Don't guess from category. Look up your specific CN code:

  1. Pull the CN code off your customs declaration or your customs broker's classification.
  2. Open /hs-codes/{chapter}/{code}?country=EUR for EU imports or ?country=GBR for the UK. Example: /hs-codes/04/04069021?country=EUR for cheese.
  3. Scroll past the duty rates to the Required documentssection. Each row shows: document code (e.g. C400), certificate description (e.g. "Health certificate"), and the requirement text the customs authority publishes. Document codes that start with C are produced documents; Y codes are statements / status declarations / waiver markers.
  4. Forward the list to your customs broker AND your supplier. The supplier is the one who has to obtain the certificates — most are issued in the country of export, by an authority in that country, before the goods leave.

Edge cases that catch importers out

Where the data comes from

Our HS code pages render conditions sourced from HMRC's XI tariff (the legally-required EU TARIC mirror under the Windsor Framework, identical measure-condition data to the EU TARIC database) and from HMRC's GB tariff for UK-bound shipments. The conditions table is refreshed weekly via automated pulls from each authority's per-commodity API. Each row carries effective dates so you can see when the requirement was last revised.

FAQ

How do I find which certificates apply to my HS code?
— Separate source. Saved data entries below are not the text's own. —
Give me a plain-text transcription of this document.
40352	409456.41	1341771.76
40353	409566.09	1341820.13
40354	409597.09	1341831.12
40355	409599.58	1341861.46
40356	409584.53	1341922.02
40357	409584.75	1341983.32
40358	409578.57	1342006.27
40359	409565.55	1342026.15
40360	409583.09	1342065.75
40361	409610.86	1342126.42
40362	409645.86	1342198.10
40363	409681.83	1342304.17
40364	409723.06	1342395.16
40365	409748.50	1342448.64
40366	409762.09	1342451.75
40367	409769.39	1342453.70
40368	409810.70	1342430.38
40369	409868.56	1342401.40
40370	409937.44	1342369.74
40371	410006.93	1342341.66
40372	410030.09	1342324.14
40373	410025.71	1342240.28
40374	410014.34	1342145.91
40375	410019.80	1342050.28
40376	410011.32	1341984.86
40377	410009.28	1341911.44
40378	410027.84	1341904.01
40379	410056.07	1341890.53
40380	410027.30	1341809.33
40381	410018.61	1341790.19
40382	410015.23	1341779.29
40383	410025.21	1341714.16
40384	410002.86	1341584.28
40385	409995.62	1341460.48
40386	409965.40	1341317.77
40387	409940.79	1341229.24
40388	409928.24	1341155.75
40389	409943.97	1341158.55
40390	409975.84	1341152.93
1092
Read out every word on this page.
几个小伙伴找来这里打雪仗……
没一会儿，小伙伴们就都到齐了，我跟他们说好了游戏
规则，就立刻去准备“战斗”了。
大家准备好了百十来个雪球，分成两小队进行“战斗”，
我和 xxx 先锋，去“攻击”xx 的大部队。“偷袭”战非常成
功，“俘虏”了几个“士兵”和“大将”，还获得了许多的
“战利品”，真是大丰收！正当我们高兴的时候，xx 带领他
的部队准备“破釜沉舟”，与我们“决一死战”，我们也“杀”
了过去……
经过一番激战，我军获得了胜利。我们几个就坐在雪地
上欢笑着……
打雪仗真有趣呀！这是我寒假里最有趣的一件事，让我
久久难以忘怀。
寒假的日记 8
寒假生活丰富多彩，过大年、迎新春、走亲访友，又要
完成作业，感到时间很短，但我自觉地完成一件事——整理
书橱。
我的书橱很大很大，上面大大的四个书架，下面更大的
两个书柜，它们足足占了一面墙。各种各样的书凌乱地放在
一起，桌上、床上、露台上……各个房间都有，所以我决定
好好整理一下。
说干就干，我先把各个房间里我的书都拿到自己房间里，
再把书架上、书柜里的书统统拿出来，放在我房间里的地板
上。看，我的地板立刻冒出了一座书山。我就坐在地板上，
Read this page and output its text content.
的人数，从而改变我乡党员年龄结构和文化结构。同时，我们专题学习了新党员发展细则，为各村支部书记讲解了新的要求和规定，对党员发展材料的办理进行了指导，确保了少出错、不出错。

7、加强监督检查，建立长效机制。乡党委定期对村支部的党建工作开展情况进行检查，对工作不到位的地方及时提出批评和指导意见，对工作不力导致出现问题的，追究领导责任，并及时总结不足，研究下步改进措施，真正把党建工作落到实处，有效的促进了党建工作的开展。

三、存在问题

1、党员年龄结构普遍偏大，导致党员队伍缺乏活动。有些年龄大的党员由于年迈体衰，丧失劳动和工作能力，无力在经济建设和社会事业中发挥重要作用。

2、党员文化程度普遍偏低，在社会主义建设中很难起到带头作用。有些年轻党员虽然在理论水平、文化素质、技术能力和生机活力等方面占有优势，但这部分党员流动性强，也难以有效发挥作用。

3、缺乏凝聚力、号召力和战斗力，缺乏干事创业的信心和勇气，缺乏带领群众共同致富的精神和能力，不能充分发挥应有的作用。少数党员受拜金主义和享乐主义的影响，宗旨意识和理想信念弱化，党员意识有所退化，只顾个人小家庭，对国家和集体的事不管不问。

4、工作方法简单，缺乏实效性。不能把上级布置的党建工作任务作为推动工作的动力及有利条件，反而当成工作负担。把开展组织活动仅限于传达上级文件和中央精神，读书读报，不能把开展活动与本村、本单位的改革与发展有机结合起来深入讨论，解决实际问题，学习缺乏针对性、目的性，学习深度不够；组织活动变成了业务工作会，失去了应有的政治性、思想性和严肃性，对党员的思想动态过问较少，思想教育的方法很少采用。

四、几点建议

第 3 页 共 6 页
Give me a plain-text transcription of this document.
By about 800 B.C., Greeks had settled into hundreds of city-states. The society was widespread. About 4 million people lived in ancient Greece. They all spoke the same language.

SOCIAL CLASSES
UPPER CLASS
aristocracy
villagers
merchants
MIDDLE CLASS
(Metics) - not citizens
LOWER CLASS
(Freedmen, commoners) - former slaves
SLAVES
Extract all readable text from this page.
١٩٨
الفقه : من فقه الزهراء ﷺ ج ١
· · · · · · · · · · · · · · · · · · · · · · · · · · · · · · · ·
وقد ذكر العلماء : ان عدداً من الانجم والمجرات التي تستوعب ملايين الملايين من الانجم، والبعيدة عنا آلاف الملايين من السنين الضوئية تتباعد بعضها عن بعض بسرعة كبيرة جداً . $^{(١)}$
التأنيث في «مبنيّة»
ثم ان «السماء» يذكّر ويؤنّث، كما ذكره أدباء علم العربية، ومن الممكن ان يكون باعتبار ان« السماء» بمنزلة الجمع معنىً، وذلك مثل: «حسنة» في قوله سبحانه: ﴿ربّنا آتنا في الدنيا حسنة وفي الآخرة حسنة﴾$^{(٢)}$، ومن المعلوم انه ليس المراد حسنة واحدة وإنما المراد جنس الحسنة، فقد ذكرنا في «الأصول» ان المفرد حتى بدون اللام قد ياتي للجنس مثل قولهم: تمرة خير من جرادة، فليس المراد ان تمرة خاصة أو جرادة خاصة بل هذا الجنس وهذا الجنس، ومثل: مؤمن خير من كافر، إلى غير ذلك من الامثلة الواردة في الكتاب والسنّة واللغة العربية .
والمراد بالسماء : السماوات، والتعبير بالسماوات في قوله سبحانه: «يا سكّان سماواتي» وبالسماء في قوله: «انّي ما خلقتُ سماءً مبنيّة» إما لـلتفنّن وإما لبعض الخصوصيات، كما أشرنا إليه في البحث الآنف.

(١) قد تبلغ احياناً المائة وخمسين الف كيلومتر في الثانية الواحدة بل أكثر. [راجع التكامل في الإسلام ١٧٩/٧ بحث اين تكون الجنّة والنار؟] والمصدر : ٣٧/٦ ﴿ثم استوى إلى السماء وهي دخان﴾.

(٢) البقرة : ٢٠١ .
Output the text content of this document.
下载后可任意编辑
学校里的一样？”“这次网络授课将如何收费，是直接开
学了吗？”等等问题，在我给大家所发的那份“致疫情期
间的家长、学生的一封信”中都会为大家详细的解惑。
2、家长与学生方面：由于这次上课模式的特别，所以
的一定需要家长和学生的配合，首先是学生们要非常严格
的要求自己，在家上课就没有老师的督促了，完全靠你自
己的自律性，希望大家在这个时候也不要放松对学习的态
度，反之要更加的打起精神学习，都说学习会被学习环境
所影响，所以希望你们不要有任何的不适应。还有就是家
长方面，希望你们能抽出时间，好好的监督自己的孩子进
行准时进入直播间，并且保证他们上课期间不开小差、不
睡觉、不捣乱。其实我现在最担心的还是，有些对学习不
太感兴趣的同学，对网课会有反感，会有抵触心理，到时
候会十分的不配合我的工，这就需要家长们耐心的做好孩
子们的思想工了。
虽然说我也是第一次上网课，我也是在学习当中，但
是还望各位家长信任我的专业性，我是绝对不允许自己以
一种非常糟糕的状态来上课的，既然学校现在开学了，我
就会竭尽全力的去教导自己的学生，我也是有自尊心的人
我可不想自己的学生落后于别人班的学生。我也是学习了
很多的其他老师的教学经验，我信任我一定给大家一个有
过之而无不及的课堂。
Open our HS code page (/hs-codes/{chapter}/{code}) and scroll to the 'Required documents' section. We render every measure_condition the EU TARIC and HMRC tariffs publish for that code: CITES export permit, veterinary health certificate via TRACES, phytosanitary certificate, FDA-equivalent prior notice (CHED-D / CHED-P / CHED-PP / CHED-A in EU vocabulary). Each row shows the document code (C400, Y012, etc.), the certificate description, and the requirement text — verbatim from the customs authority's published rules.

What's the difference between CITES, phytosanitary, and veterinary certificates?

CITES certificates are issued under the Convention on International Trade in Endangered Species — required when the goods include species on Annex A/B/C of EU Reg 338/97 (rosewood furniture, certain leather, ivory antiques, exotic timber). Phytosanitary certificates are issued by the EXPORTING country's plant-protection service for fresh plants, plant products, fresh wood, seeds, and grains — they certify pest-free origin. Veterinary health certificates (issued via the EU's TRACES system or the UK's IPAFFS) are required for animals and animal-derived products — meat, dairy, eggs, honey, hides, certain pharmaceuticals.

What happens if I ship without a required document?

The shipment is detained at the EU/UK external border, the importer pays demurrage while the document is sourced (often impossible after the fact for phytosanitary and CITES — they must be issued in the country of EXPORT, before shipment), and the goods are typically returned, destroyed, or seized. CITES violations carry criminal liability under each member state's wildlife-trade enforcement law. Build certificate procurement into your supplier onboarding before the first shipment leaves origin.

Are these requirements the same for the UK after Brexit?

Mostly yes — the UK kept the same TARIC measure-type model and adopted equivalent certificate codes under the CDS (Customs Declaration Service). UK uses IPAFFS instead of TRACES for animal/plant health pre-notification. CITES requirements are identical (UK is a CITES party in its own right). Some small divergences exist for sanitary-and-phytosanitary controls — our UK code pages show the GB-specific requirements separately from the Northern-Ireland-via-XI ones.

Sources. Council Regulation (EC) 338/97 on CITES implementation: eur-lex.europa.eu/eli/reg/1997/338/oj. Per-CN-code measure-condition data refreshed weekly from HMRC's GB tariff and XI per-commodity APIs.